Satan's owner was very good about it all, I arrived at her doorstep full of crocodile tears I'd nicked from the zoo last week and told her some sob story about a truck hitting the bugger. She was a bit thick and so forgot to question the blatant katana marks, so everything went to plan! Apart from the cat. I swear it was an accident. The idiot wandered into my blade. It was a shame really, the wife left me because of it - still, at least I killed her dog. I hate rottweilers.

Thursday 9 June 2011

I dink I have a dold

I think I have a cold coming on, this is a happy time for it to be stalking me as exam week has finished now - just one more trial to survive tomorrow :D Hopefully my grade will not be influenced by my malfunction.
I remember in year 7 in a maths exam I was sat next to somebody with a cold, it annoyed the nails off my fingers. I do sincerely hope that nobody will suffer at my expense at zero hour, I'd hate for my cold being responsible for the teacher getting irritated at somebody because of their low score which was directly influenced by my cold. I know the class setting won't be changed at all and so tomorrow's test is a bit pointless, but still, it's the principles.

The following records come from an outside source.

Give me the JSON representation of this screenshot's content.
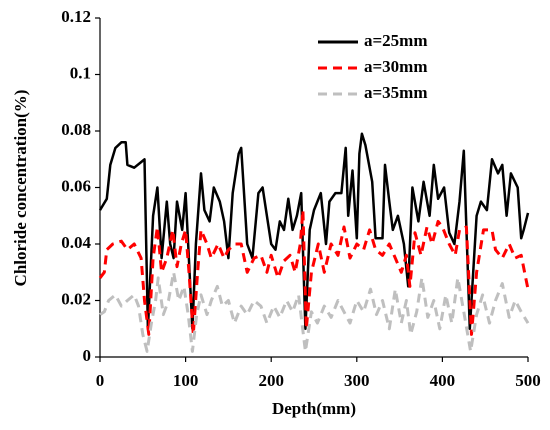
{
  "chart_data": {
    "type": "line",
    "xlabel": "Depth(mm)",
    "ylabel": "Chloride concentration(%)",
    "xlim": [
      0,
      500
    ],
    "xticks": [
      0,
      100,
      200,
      300,
      400,
      500
    ],
    "ylim": [
      0,
      0.12
    ],
    "yticks": [
      0,
      0.02,
      0.04,
      0.06,
      0.08,
      0.1,
      0.12
    ],
    "legend": "upper right",
    "series": [
      {
        "name": "a=25mm",
        "color": "#000000",
        "style": "solid",
        "x": [
          0,
          8,
          12,
          18,
          25,
          30,
          32,
          40,
          48,
          52,
          56,
          62,
          67,
          72,
          78,
          82,
          86,
          90,
          96,
          100,
          108,
          112,
          118,
          122,
          128,
          133,
          140,
          145,
          150,
          155,
          162,
          165,
          172,
          178,
          185,
          190,
          195,
          200,
          205,
          210,
          215,
          220,
          225,
          230,
          235,
          240,
          245,
          250,
          258,
          264,
          268,
          275,
          282,
          287,
          290,
          295,
          300,
          303,
          306,
          310,
          318,
          322,
          330,
          333,
          338,
          342,
          348,
          355,
          360,
          365,
          372,
          378,
          385,
          390,
          395,
          402,
          408,
          414,
          420,
          425,
          432,
          440,
          445,
          452,
          458,
          465,
          470,
          475,
          480,
          488,
          492,
          495,
          500
        ],
        "values": [
          0.052,
          0.056,
          0.068,
          0.074,
          0.076,
          0.076,
          0.068,
          0.067,
          0.069,
          0.07,
          0.01,
          0.05,
          0.06,
          0.035,
          0.055,
          0.04,
          0.035,
          0.055,
          0.045,
          0.058,
          0.01,
          0.04,
          0.065,
          0.052,
          0.048,
          0.06,
          0.055,
          0.048,
          0.035,
          0.058,
          0.072,
          0.074,
          0.04,
          0.035,
          0.058,
          0.06,
          0.05,
          0.04,
          0.038,
          0.048,
          0.045,
          0.056,
          0.045,
          0.05,
          0.058,
          0.01,
          0.045,
          0.052,
          0.058,
          0.04,
          0.055,
          0.058,
          0.058,
          0.074,
          0.05,
          0.066,
          0.042,
          0.072,
          0.079,
          0.075,
          0.062,
          0.042,
          0.042,
          0.068,
          0.055,
          0.045,
          0.05,
          0.04,
          0.025,
          0.06,
          0.048,
          0.062,
          0.05,
          0.068,
          0.056,
          0.06,
          0.044,
          0.04,
          0.055,
          0.073,
          0.01,
          0.05,
          0.055,
          0.052,
          0.07,
          0.065,
          0.068,
          0.05,
          0.065,
          0.06,
          0.042,
          0.045,
          0.051
        ]
      },
      {
        "name": "a=30mm",
        "color": "#ff0000",
        "style": "dashed",
        "x": [
          0,
          5,
          8,
          15,
          25,
          32,
          40,
          48,
          52,
          57,
          62,
          67,
          72,
          78,
          85,
          90,
          95,
          100,
          104,
          109,
          114,
          118,
          125,
          130,
          138,
          145,
          150,
          158,
          165,
          172,
          180,
          188,
          195,
          200,
          208,
          215,
          222,
          228,
          234,
          237,
          241,
          247,
          255,
          262,
          270,
          278,
          285,
          292,
          300,
          308,
          315,
          322,
          330,
          338,
          345,
          352,
          358,
          362,
          368,
          375,
          382,
          388,
          395,
          400,
          408,
          415,
          420,
          428,
          434,
          440,
          448,
          458,
          462,
          470,
          478,
          485,
          492,
          496,
          500
        ],
        "values": [
          0.028,
          0.03,
          0.038,
          0.04,
          0.041,
          0.038,
          0.04,
          0.035,
          0.02,
          0.008,
          0.035,
          0.046,
          0.03,
          0.035,
          0.045,
          0.032,
          0.04,
          0.045,
          0.03,
          0.008,
          0.03,
          0.045,
          0.04,
          0.035,
          0.04,
          0.035,
          0.038,
          0.04,
          0.04,
          0.03,
          0.035,
          0.036,
          0.03,
          0.036,
          0.028,
          0.034,
          0.036,
          0.03,
          0.04,
          0.052,
          0.01,
          0.03,
          0.04,
          0.03,
          0.04,
          0.036,
          0.046,
          0.035,
          0.04,
          0.038,
          0.045,
          0.038,
          0.036,
          0.04,
          0.035,
          0.03,
          0.036,
          0.025,
          0.044,
          0.036,
          0.046,
          0.04,
          0.048,
          0.046,
          0.04,
          0.036,
          0.045,
          0.046,
          0.008,
          0.03,
          0.045,
          0.045,
          0.038,
          0.035,
          0.04,
          0.035,
          0.036,
          0.03,
          0.024
        ]
      },
      {
        "name": "a=35mm",
        "color": "#bfbfbf",
        "style": "dashed",
        "x": [
          0,
          5,
          10,
          18,
          25,
          32,
          40,
          45,
          50,
          55,
          60,
          65,
          68,
          74,
          80,
          86,
          92,
          98,
          103,
          108,
          113,
          118,
          125,
          130,
          137,
          143,
          150,
          157,
          165,
          172,
          180,
          188,
          195,
          203,
          210,
          218,
          225,
          232,
          240,
          247,
          254,
          262,
          270,
          278,
          285,
          292,
          300,
          308,
          316,
          323,
          330,
          338,
          345,
          352,
          358,
          363,
          370,
          376,
          383,
          390,
          397,
          404,
          411,
          418,
          425,
          433,
          440,
          447,
          455,
          462,
          470,
          478,
          485,
          492,
          500
        ],
        "values": [
          0.015,
          0.016,
          0.02,
          0.022,
          0.018,
          0.02,
          0.022,
          0.018,
          0.008,
          0.002,
          0.012,
          0.02,
          0.028,
          0.015,
          0.02,
          0.03,
          0.02,
          0.025,
          0.015,
          0.002,
          0.015,
          0.022,
          0.015,
          0.02,
          0.025,
          0.018,
          0.02,
          0.012,
          0.018,
          0.015,
          0.02,
          0.018,
          0.012,
          0.018,
          0.014,
          0.02,
          0.016,
          0.022,
          0.002,
          0.016,
          0.012,
          0.018,
          0.014,
          0.02,
          0.016,
          0.012,
          0.02,
          0.016,
          0.024,
          0.015,
          0.02,
          0.01,
          0.024,
          0.012,
          0.02,
          0.008,
          0.016,
          0.028,
          0.014,
          0.02,
          0.01,
          0.022,
          0.012,
          0.028,
          0.016,
          0.002,
          0.015,
          0.022,
          0.012,
          0.02,
          0.026,
          0.014,
          0.02,
          0.016,
          0.012
        ]
      }
    ]
  }
}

I'm on Skype now, I can hear a friend playing the guitar, it's very nice - don't tell him I said that though. Oh dear, he's trying to sing. This is a shambles. Yay! I love how the electronically distorted notes fit perfectly together, they are so nicely in harmony it's freaky. The pace is slowing down a bit now... I wish I'd learnt the guitar. I never had any reason to do so which is probably why I didn't; I took cello lessons for a while but then stopped, I'm not 100% sure as to why I stopped, I just did.
Never give up on an instrument, you'll regret it later. If you get the opportunity to learn something like guitar or piano... do it. They sound nice.
Ahhhh, a very endearing repetitive chord thingy is being played now, lovely.

Sunday 5 June 2011

passionate love, in the oven

I've been on holiday recently, I paid visit to one of Mr. Billy Butlin's attractions. It was bad - the two things that got me through it were my book and the dodgems (NO bumping). I had low expectations from the off, but I was completely dumbfounded by the accommodation. In a word? Crap, with grime included in the cost. I was surprised that flies weren't making passionate love in the oven. In fact, I was surprised the bloody roof hadn't eaten itself.

In my area roofs tend to be very emotional creatures, prone to nervous breakdances and spontaneous combustion. That was a lie.

Wednesday 1 June 2011

ON HOLIDAY

I would post, but I can't. So I won't. And yes, it really did take this long to think of this.